7 app/controllers/application.rb
19 app/controllers/dashboard_controller.rb
10 app/controllers/display_controller.rb
138 app/controllers/page_controller.rb
87 app/controllers/transcribe_controller.rb
47 app/controllers/work_controller.rb
[...]
1006 total

And after:

28 app/controllers/application.rb
19 app/controllers/dashboard_controller.rb
2 app/controllers/display_controller.rb
108 app/controllers/page_controller.rb
69 app/controllers/transcribe_controller.rb
34 app/controllers/work_controller.rb
[...]
937 total

In the case of my (rather bare-bones) DisplayController, the entire contents of the class has been eliminated!

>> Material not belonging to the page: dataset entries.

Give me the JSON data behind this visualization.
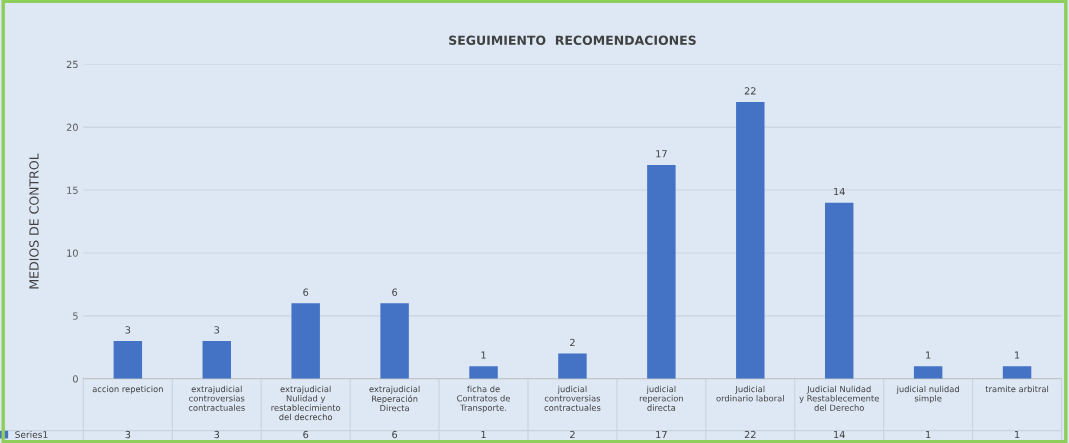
{
  "chart_data": {
    "type": "bar",
    "title": "SEGUIMIENTO  RECOMENDACIONES",
    "ylabel": "MEDIOS DE CONTROL",
    "categories": [
      "accion repeticion",
      "extrajudicial controversias contractuales",
      "extrajudicial Nulidad y restablecimiento del decrecho",
      "extrajudicial Reperación Directa",
      "ficha de Contratos de Transporte.",
      "judicial controversias contractuales",
      "judicial reperacion directa",
      "Judicial ordinario laboral",
      "Judicial Nulidad y Restablecemente del Derecho",
      "judicial nulidad simple",
      "tramite arbitral"
    ],
    "series": [
      {
        "name": "Series1",
        "color": "#4472c4",
        "values": [
          3,
          3,
          6,
          6,
          1,
          2,
          17,
          22,
          14,
          1,
          1
        ]
      }
    ],
    "annotations": [
      "3",
      "3",
      "6",
      "6",
      "1",
      "2",
      "17",
      "22",
      "14",
      "1",
      "1"
    ],
    "ylim": [
      0,
      25
    ],
    "yticks": [
      0,
      5,
      10,
      15,
      20,
      25
    ],
    "grid": "y",
    "data_labels": true,
    "legend": "bottom left"
  }
}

Perhaps best of all is the effect this has on my authentication code. Since I track object-level permissions, I have to read the object the user is acting upon, check whether or not they're the owner, then decide whether to reject the attempt. When the objects may be of different types in the same controller, this can get a bit hairy:

if ['new', 'create'].include? action_name
 # test if the work is owned by the current user
 work = Work.find(params[:work_id])
 return work.owner == current_user
else
 # is the page owned by the current user
 page = Page.find(params[:page_id])
 return page.work.owner == current_user

After refactoring my ApplicationController to call my load_objects_from_params method, this becomes:

return @work.owner == current_user

Filed Under: rails

Reader Interactions

Comments

  1. Anonymous says

    July 17, 2009 at 2:08 pm

    According to the api (see URL below), the filters do not need to return a boolean. It is enough that they redirect or render. Quoting: "If before renders or redirects, the second half of around and will still run but after and the action will not."